Drittens: Mindestlohn. Die Tarifparteien vereinbaren Mindeststandards, die für alle in Deutschland arbeitenden in- und ausländischen Firmen gelten und als allgemein verbindlich für die jeweilige Branche festgeschrieben werden. In Bereichen, in denen es keine Tarifstrukturen gibt, ist ein Mindestlohn einzuführen.

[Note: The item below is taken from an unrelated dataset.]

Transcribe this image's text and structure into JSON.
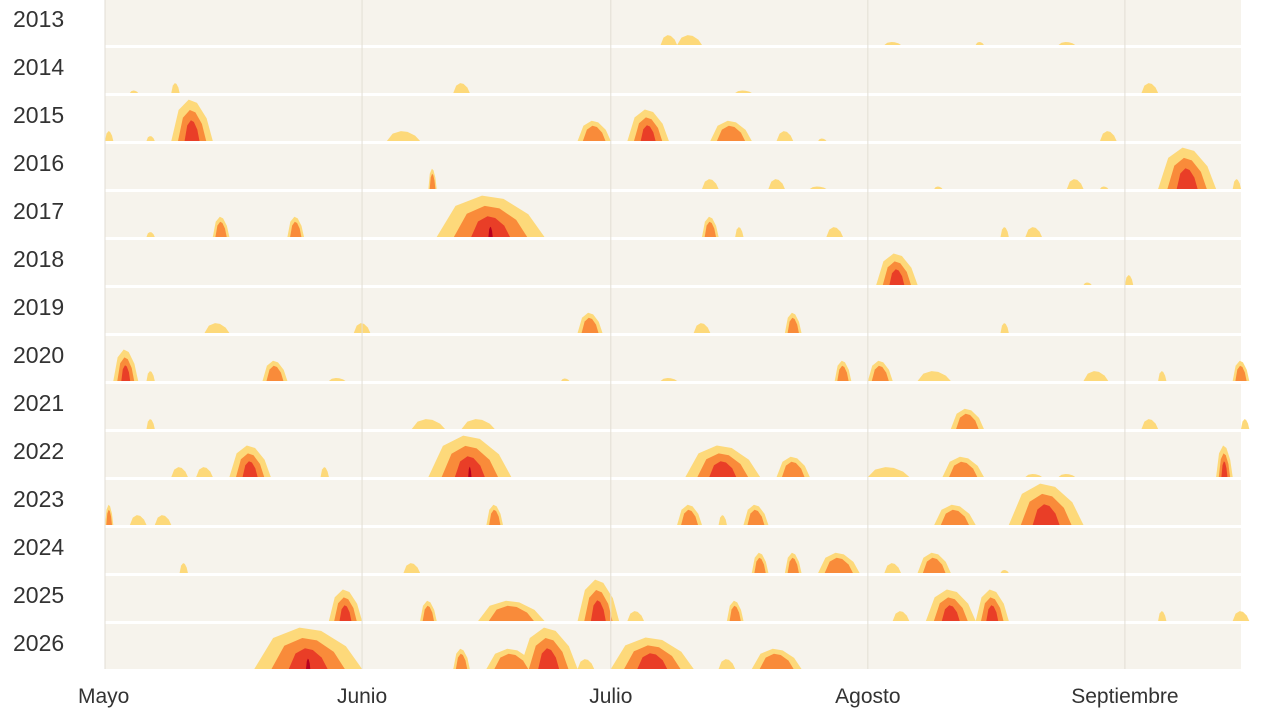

Die Diskussion um einen allgemein verbindlichen Mindestlohn steht auch auf Bundesebene auf der Tagesordnung. Ein Gesetzentwurf des Landes Rheinland-Pfalz ist eingebracht. Darin wird eine Kommission zur Festlegung des Mindestlohns gefordert. Wir wollen den Gesetzentwurf ergänzen und fordern einen Betrag von derzeit mindestens 7,50 € - so wie ihn auch die Gewerkschaften fordern - als Grundlage in dem Mindestlohngesetz.
Mit dem Ziel, durch einen Mindestlohn die private Nachfrage zu stärken, damit das Wirtschaftswachstum zu befördern und die Armutsentwicklung in unserer Gesellschaft zu bekämpfen, wird deutlich: Der gesetzliche Mindestlohn ist als ein politischer Lohn anzusehen und auch so zu regulieren. Ein Mindestlohn ist aktive Armutsbekämpfung.
Kollege Hentschel, wir helfen gern: Wir möchten diesen Themenkomplex an den Sozial- und in den Wirtschaftsausschuss überweisen. Das wäre dann die hilfsweise Abstimmung.
Herr Präsident! Liebe Kolleginnen, liebe Kollegen! Wir helfen auch gern: Wenn sich der Kollege Hentschel immer auf große Wirtschaftswissenschaftler beruft, sollte er sich einfach einmal mit einer wirtschaftswissenschaftlichen Analyse der Wirkungsweise ideologiefrei auseinandersetzen.
Kollege Hentschel, je älter ich werde, desto vorsichtiger werde ich, wenn ich Formulierungen höre wie: In 13 von 25 Ländern der EU haben wir einen Mindestlohn und das funktioniert ganz prima. Das ist richtig.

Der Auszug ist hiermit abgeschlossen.